It's a canvas of significant size, probably three feet or more, up and down and sideways. You don't easily walk through the hall where it's hung without stopping to read what you can beneath the painting. I couldn't, so I did.
It's striking, reminiscent of the later work of Oscar Howe, a Yanktonia from Crow Creek, South Dakota, who did similar things once he put behind him what he thought of as "traditional Indian painting" and began to explore motion and power in images of his own, instead of the images that satisfied white curators. Here's some of Oscar Howe's later work.
The piece at the top of the page is the one hung in the Plymouth County Museum, the one that stopped me last week when I walked through. It's a bit more formalized, a little less abstract maybe, less spirited; but that the artist didn't know something about Oscar Howe seems impossible.

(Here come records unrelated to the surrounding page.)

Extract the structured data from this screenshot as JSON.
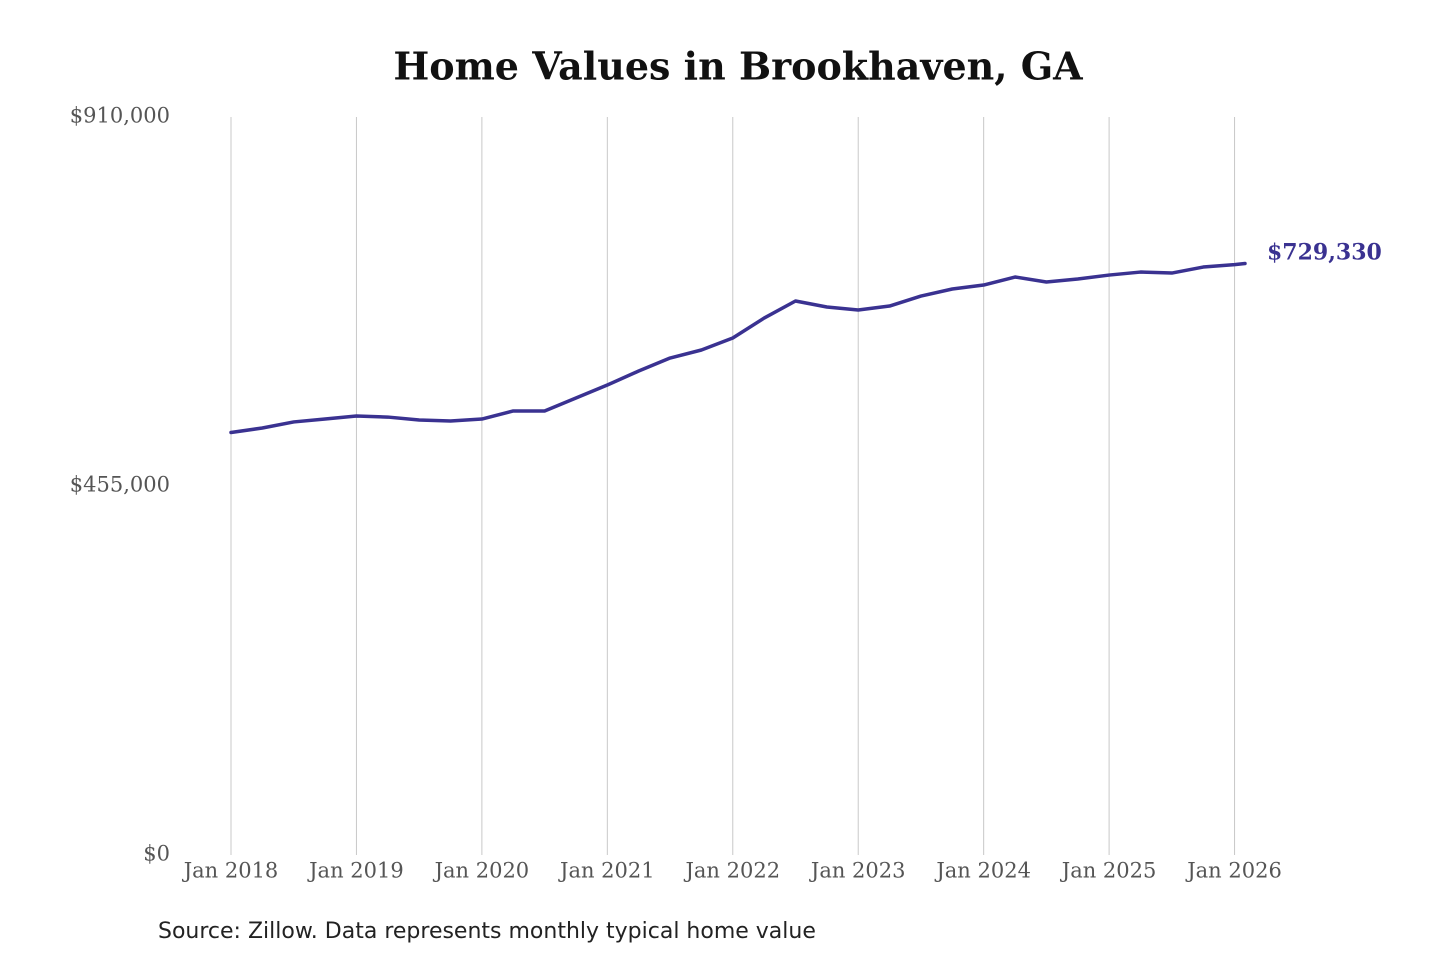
{
  "chart_data": {
    "type": "line",
    "title": "Home Values in Brookhaven, GA",
    "source": "Source: Zillow. Data represents monthly typical home value",
    "x": [
      "2018-01",
      "2018-04",
      "2018-07",
      "2018-10",
      "2019-01",
      "2019-04",
      "2019-07",
      "2019-10",
      "2020-01",
      "2020-04",
      "2020-07",
      "2020-10",
      "2021-01",
      "2021-04",
      "2021-07",
      "2021-10",
      "2022-01",
      "2022-04",
      "2022-07",
      "2022-10",
      "2023-01",
      "2023-04",
      "2023-07",
      "2023-10",
      "2024-01",
      "2024-04",
      "2024-07",
      "2024-10",
      "2025-01",
      "2025-04",
      "2025-07",
      "2025-10",
      "2026-01",
      "2026-02"
    ],
    "values": [
      521000,
      526500,
      534000,
      537600,
      541300,
      540000,
      536400,
      535100,
      537600,
      547500,
      547500,
      563500,
      579500,
      596800,
      612800,
      622700,
      637500,
      662100,
      683100,
      675700,
      672000,
      676900,
      689200,
      697900,
      702800,
      712700,
      706500,
      710200,
      715100,
      718800,
      717600,
      725000,
      728000,
      729330
    ],
    "value_labels": [
      null,
      null,
      null,
      null,
      null,
      null,
      null,
      null,
      null,
      null,
      null,
      null,
      null,
      null,
      null,
      null,
      null,
      null,
      null,
      null,
      null,
      null,
      null,
      null,
      null,
      null,
      null,
      null,
      null,
      null,
      null,
      null,
      null,
      "$729,330"
    ],
    "color": "#3a3291",
    "xlim": [
      "2018-01",
      "2026-02"
    ],
    "xticks": [
      {
        "value": "2018-01",
        "label": "Jan 2018"
      },
      {
        "value": "2019-01",
        "label": "Jan 2019"
      },
      {
        "value": "2020-01",
        "label": "Jan 2020"
      },
      {
        "value": "2021-01",
        "label": "Jan 2021"
      },
      {
        "value": "2022-01",
        "label": "Jan 2022"
      },
      {
        "value": "2023-01",
        "label": "Jan 2023"
      },
      {
        "value": "2024-01",
        "label": "Jan 2024"
      },
      {
        "value": "2025-01",
        "label": "Jan 2025"
      },
      {
        "value": "2026-01",
        "label": "Jan 2026"
      }
    ],
    "ylim": [
      0,
      910000
    ],
    "yticks": [
      {
        "value": 0,
        "label": "$0"
      },
      {
        "value": 455000,
        "label": "$455,000"
      },
      {
        "value": 910000,
        "label": "$910,000"
      }
    ],
    "grid": "x"
  }
}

That's okay. I wasn't judging her. The text beneath the painting said it was done by a woman named Marjorie Doornink, who titled her work Black Elk's Dream.
To me, it was joy, not because the painting was so unique, but because a woman with a name like "Doornink"--perfectly Euro-American--had taken the time to think about and then create her own interpretation of the vital dream at the heart of a famous book titled Black Elk Speaks, the memoir of a very religious Lakota man.
That a woman named Marjorie Doornink cared that much about Black Elks's dream just thrilled me.
Later, I found her obit. There's nothing in it to suggest Native blood or to hint at her being taken with Indian lore or life. She was born in 1925, died in 2018, loved painting and music, graduated from Westmar College, was a much-loved member of LeMars Bible Church, where she and her husband, Wallace, often sang duets. Somehow, this Marjorie simply looks like someone who would care about Black Elk's dream.
Marjorie Doornink could have taken a course in art or painting from an artist named Oscar Howe, who taught art and drawing for years just across the Big Sioux River at the University of South Dakota. She may have known him. Then again, maybe she simply admired the man's work.
I don't care. What happened in the Plymouth County Museum last week when I walked through and saw a big square painting titled Black Elk's Dream, by a woman named Marjorie Doornink, was thrilling, a little lesson in caring, if such lessons can ever be "little."
It's a big painting, hard to miss. There's other things worth seeing at the museum. You should stop by sometime when you've got an hour or so to lose. You just might win. I did.